PRISHTINE STUDENT LEADER, ALBIN KURTI, age 24
ARRESTED AND SEVERELY BEATEN APRIL 28, 1999
from: KOSOVA ACTION NETWORK
Alice Mead, Coordinator (aloosnon@aol.com, 1-207-767-728)
On April 28, Albin Kurti and the males members of his family were arrested in conditions of "extreme brutality", with the owner of the house where they were staying and the owners sons. Tne owner and sons, as well as Albin's fifteen year old brother were released after beatings. No one has sees nor heard from the Kurti family since.
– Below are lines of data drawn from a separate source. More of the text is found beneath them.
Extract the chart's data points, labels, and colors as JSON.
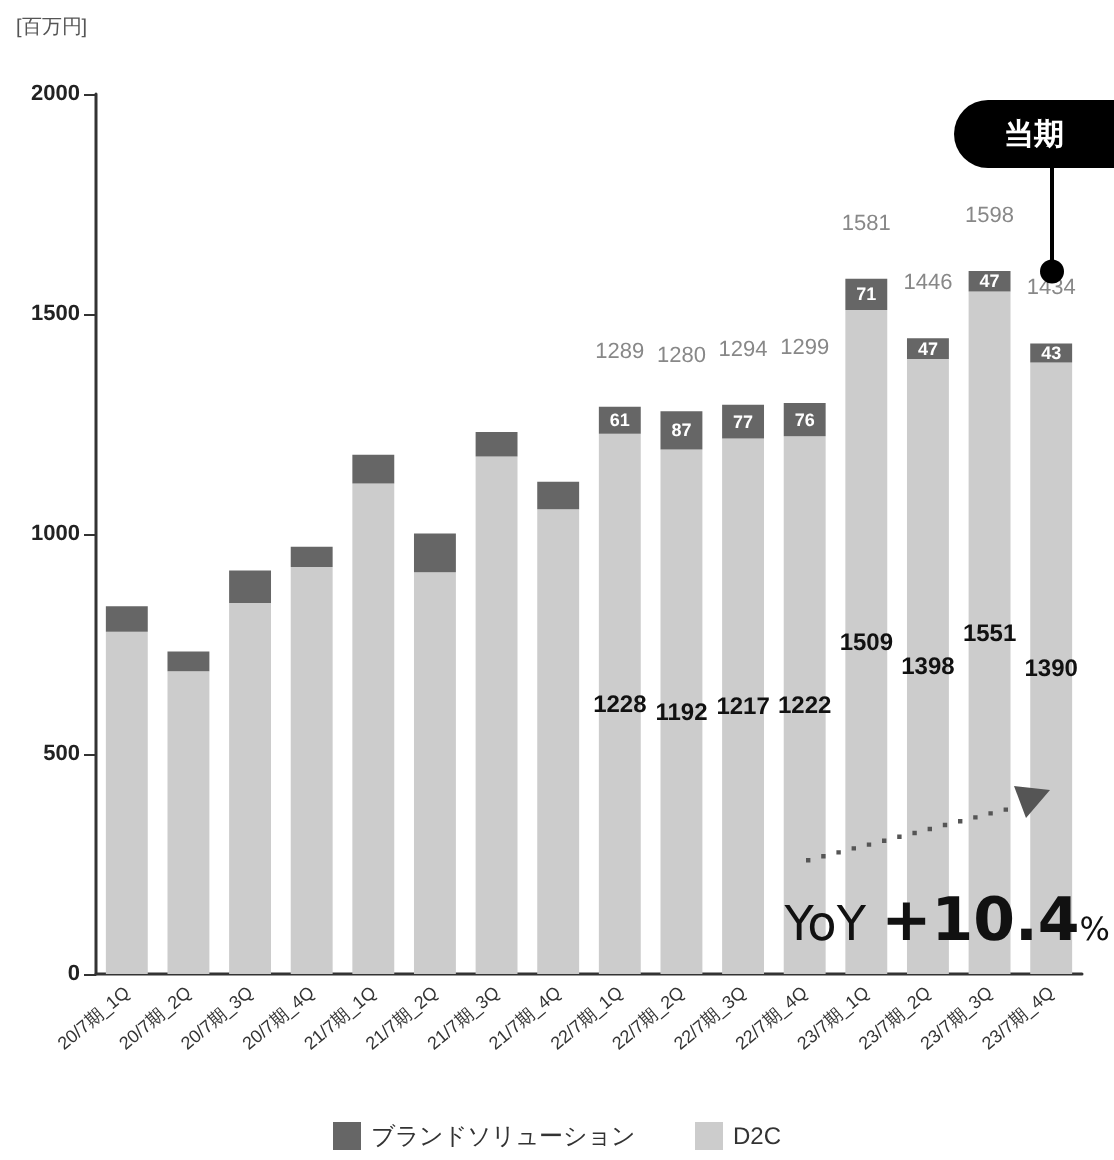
{
  "chart_data": {
    "type": "bar",
    "stacked": true,
    "ylabel": "[百万円]",
    "categories": [
      "20/7期_1Q",
      "20/7期_2Q",
      "20/7期_3Q",
      "20/7期_4Q",
      "21/7期_1Q",
      "21/7期_2Q",
      "21/7期_3Q",
      "21/7期_4Q",
      "22/7期_1Q",
      "22/7期_2Q",
      "22/7期_3Q",
      "22/7期_4Q",
      "23/7期_1Q",
      "23/7期_2Q",
      "23/7期_3Q",
      "23/7期_4Q"
    ],
    "series": [
      {
        "name": "D2C",
        "color": "#cccccc",
        "values": [
          778,
          688,
          843,
          925,
          1115,
          913,
          1176,
          1056,
          1228,
          1192,
          1217,
          1222,
          1509,
          1398,
          1551,
          1390
        ],
        "value_labels": [
          null,
          null,
          null,
          null,
          null,
          null,
          null,
          null,
          "1228",
          "1192",
          "1217",
          "1222",
          "1509",
          "1398",
          "1551",
          "1390"
        ]
      },
      {
        "name": "ブランドソリューション",
        "color": "#666666",
        "values": [
          58,
          45,
          74,
          46,
          65,
          88,
          56,
          63,
          61,
          87,
          77,
          76,
          71,
          47,
          47,
          43
        ],
        "value_labels": [
          null,
          null,
          null,
          null,
          null,
          null,
          null,
          null,
          "61",
          "87",
          "77",
          "76",
          "71",
          "47",
          "47",
          "43"
        ]
      }
    ],
    "totals": [
      null,
      null,
      null,
      null,
      null,
      null,
      null,
      null,
      "1289",
      "1280",
      "1294",
      "1299",
      "1581",
      "1446",
      "1598",
      "1434"
    ],
    "ylim": [
      0,
      2000
    ],
    "yticks": [
      0,
      500,
      1000,
      1500,
      2000
    ],
    "grid": false,
    "legend": "bottom",
    "annotations": [
      "当期",
      "YoY +10.4%"
    ]
  }
}
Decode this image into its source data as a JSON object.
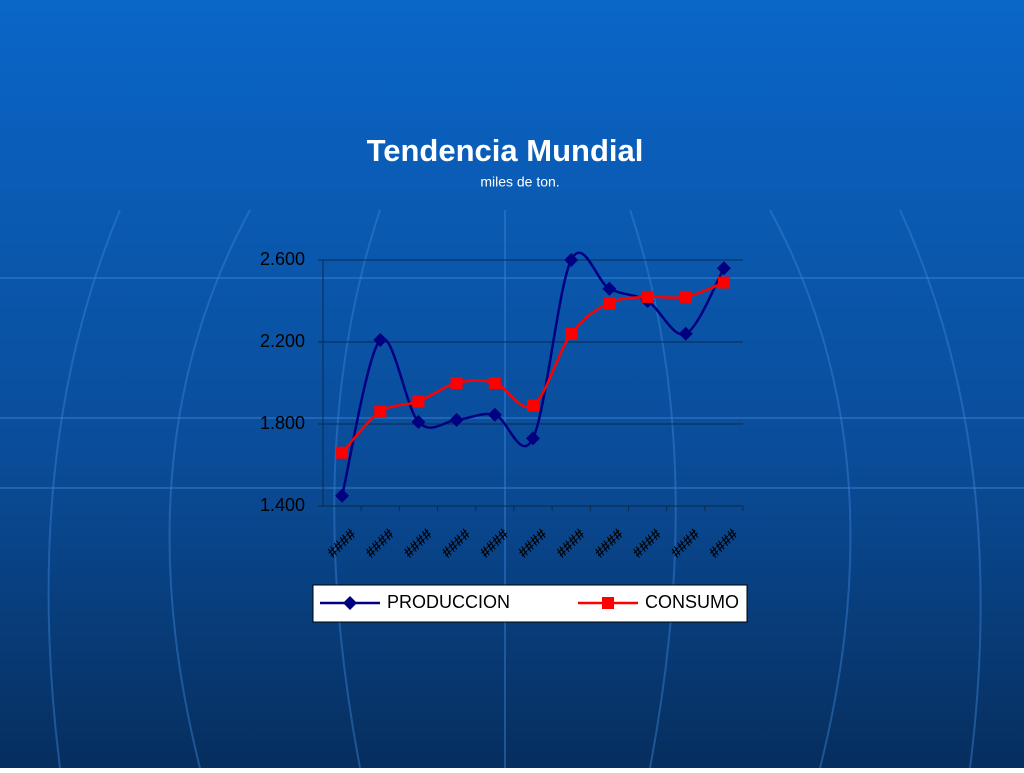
{
  "chart_data": {
    "type": "line",
    "title": "Tendencia Mundial",
    "subtitle": "miles de ton.",
    "categories": [
      "####",
      "####",
      "####",
      "####",
      "####",
      "####",
      "####",
      "####",
      "####",
      "####",
      "####"
    ],
    "series": [
      {
        "name": "PRODUCCION",
        "color": "#000080",
        "marker": "diamond",
        "values": [
          1450,
          2210,
          1810,
          1820,
          1845,
          1730,
          2600,
          2460,
          2400,
          2240,
          2560
        ]
      },
      {
        "name": "CONSUMO",
        "color": "#ff0000",
        "marker": "square",
        "values": [
          1660,
          1860,
          1910,
          2000,
          2000,
          1890,
          2240,
          2390,
          2420,
          2420,
          2490
        ]
      }
    ],
    "ylim": [
      1400,
      2600
    ],
    "yticks": [
      {
        "value": 1400,
        "label": "1.400"
      },
      {
        "value": 1800,
        "label": "1.800"
      },
      {
        "value": 2200,
        "label": "2.200"
      },
      {
        "value": 2600,
        "label": "2.600"
      }
    ],
    "grid": true,
    "legend": "bottom",
    "smooth": true
  }
}
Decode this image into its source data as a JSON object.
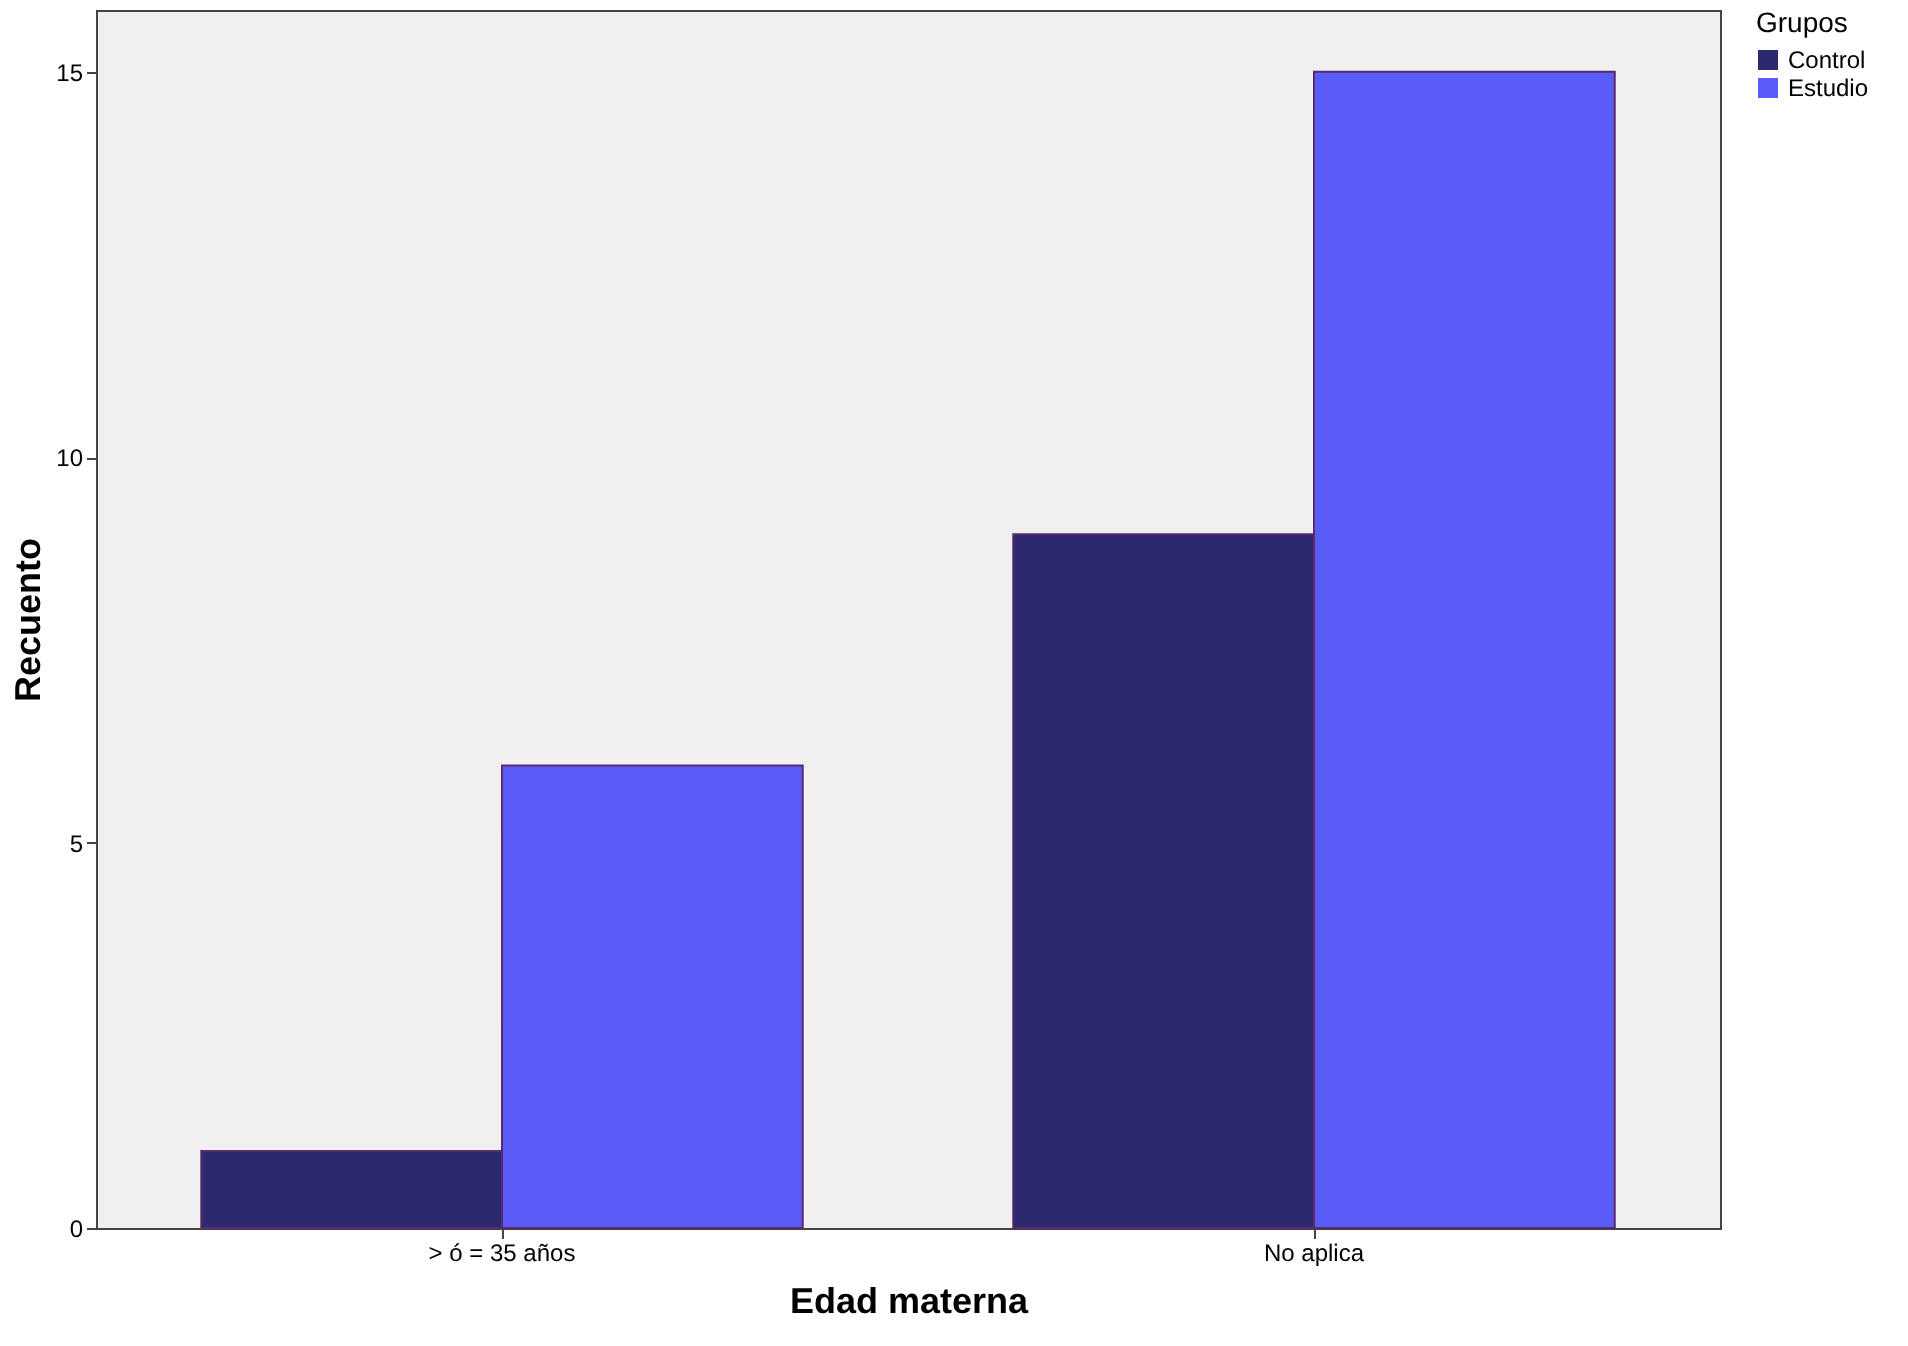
{
  "chart_data": {
    "type": "bar",
    "xlabel": "Edad materna",
    "ylabel": "Recuento",
    "legend_title": "Grupos",
    "categories": [
      "> ó = 35 años",
      "No aplica"
    ],
    "series": [
      {
        "name": "Control",
        "color": "#2b2a6e",
        "values": [
          1,
          9
        ]
      },
      {
        "name": "Estudio",
        "color": "#5a5cf8",
        "values": [
          6,
          15
        ]
      }
    ],
    "ylim": [
      0,
      15.8
    ],
    "yticks": [
      0,
      5,
      10,
      15
    ],
    "grid": false,
    "legend": "top right"
  }
}
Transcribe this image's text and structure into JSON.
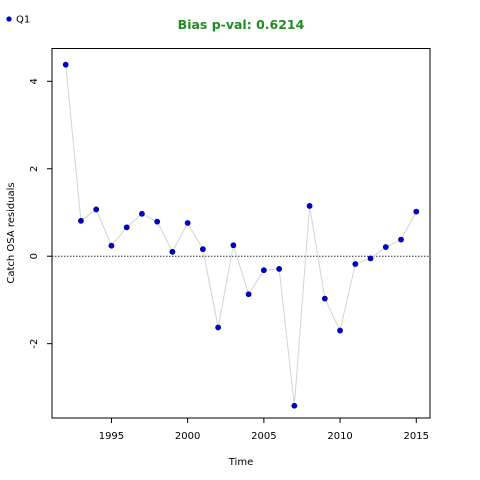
{
  "chart_data": {
    "type": "line",
    "title": "Bias p-val: 0.6214",
    "title_color": "#228B22",
    "xlabel": "Time",
    "ylabel": "Catch OSA residuals",
    "xlim": [
      1991.1,
      2015.9
    ],
    "ylim": [
      -3.7,
      4.75
    ],
    "x_ticks": [
      1995,
      2000,
      2005,
      2010,
      2015
    ],
    "y_ticks": [
      -2,
      0,
      2,
      4
    ],
    "reference_line_y": 0,
    "grid": false,
    "legend_position": "top-left",
    "series": [
      {
        "name": "Q1",
        "point_color": "#0000CD",
        "line_color": "#D3D3D3",
        "x": [
          1992,
          1993,
          1994,
          1995,
          1996,
          1997,
          1998,
          1999,
          2000,
          2001,
          2002,
          2003,
          2004,
          2005,
          2006,
          2007,
          2008,
          2009,
          2010,
          2011,
          2012,
          2013,
          2014,
          2015
        ],
        "y": [
          4.38,
          0.81,
          1.07,
          0.24,
          0.66,
          0.97,
          0.79,
          0.1,
          0.76,
          0.16,
          -1.63,
          0.25,
          -0.87,
          -0.32,
          -0.29,
          -3.42,
          1.15,
          -0.97,
          -1.7,
          -0.18,
          -0.05,
          0.21,
          0.38,
          1.02
        ]
      }
    ]
  }
}
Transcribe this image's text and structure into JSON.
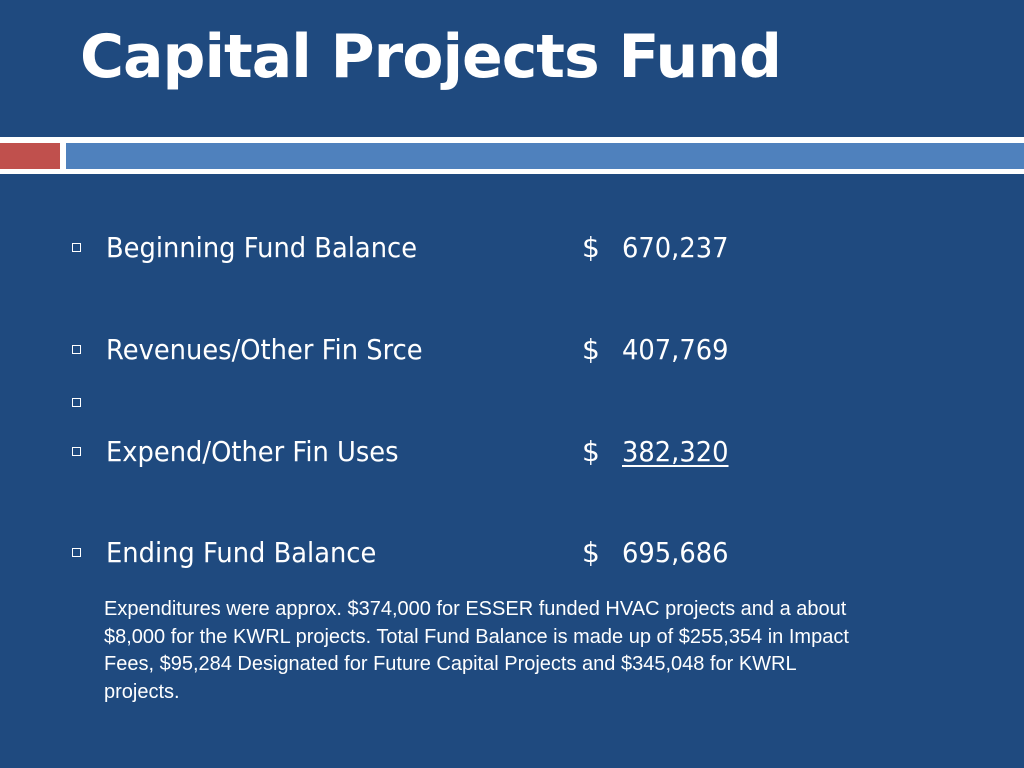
{
  "slide": {
    "title": "Capital Projects Fund"
  },
  "rows": [
    {
      "label": "Beginning Fund Balance",
      "currency": "$",
      "amount": "670,237",
      "underlined": false
    },
    {
      "label": "Revenues/Other Fin Srce",
      "currency": "$",
      "amount": "407,769",
      "underlined": false
    },
    {
      "label": "",
      "currency": "",
      "amount": "",
      "underlined": false
    },
    {
      "label": "Expend/Other Fin Uses",
      "currency": "$",
      "amount": "382,320",
      "underlined": true
    },
    {
      "label": "Ending Fund Balance",
      "currency": "$",
      "amount": "695,686",
      "underlined": false
    }
  ],
  "note": "Expenditures were approx. $374,000 for ESSER funded HVAC projects and a about $8,000 for the KWRL projects. Total Fund Balance is made up of $255,354 in Impact Fees, $95,284 Designated for Future Capital Projects and $345,048 for KWRL projects.",
  "colors": {
    "background": "#1f4a7f",
    "accent_red": "#c0504d",
    "accent_blue": "#4f81bd",
    "text": "#ffffff"
  }
}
Beginning in August, 1997 through March, 1998, Kurti organized a series of non-violent student demonstrations described by the Western media and diplomats "as the last hope for a peaceful solution" to Kosova. For 20.000 young Albanians, the Student Union was an active democratic alternative to the radicalism of the KLA. Kurti was an admirer of Martin Luther King's methods. Yet in the Reverend Jackosn's recent visit to the former Yugoslavia to free the American soldiers, Albin Kurti's imprisonment was never mentioned. Neither was Dr. Fehmi Agani, another moderate, peace-loving leader of the Albanians. Nor was the missing journalist Veton Surroi mentioned. Nor was the human rights lawyer Bairam Kelmendi, who was executed with his two young sons. Yet all of these people valued democracy and human and civil rights so much that they were willing to live and die for this cause.
Reverend Jackson remained silent on their behalf. But he wasnt the only one. Albanian leaders have been all but forgotten both by media and the NATO alliance, which has done nothing to provide them with protection or to secure their releases. So much for the U.S. policy of supporting democracy within the bounds of what should now honestly be called "Greter Serbia", especially if Milosevic is left in power.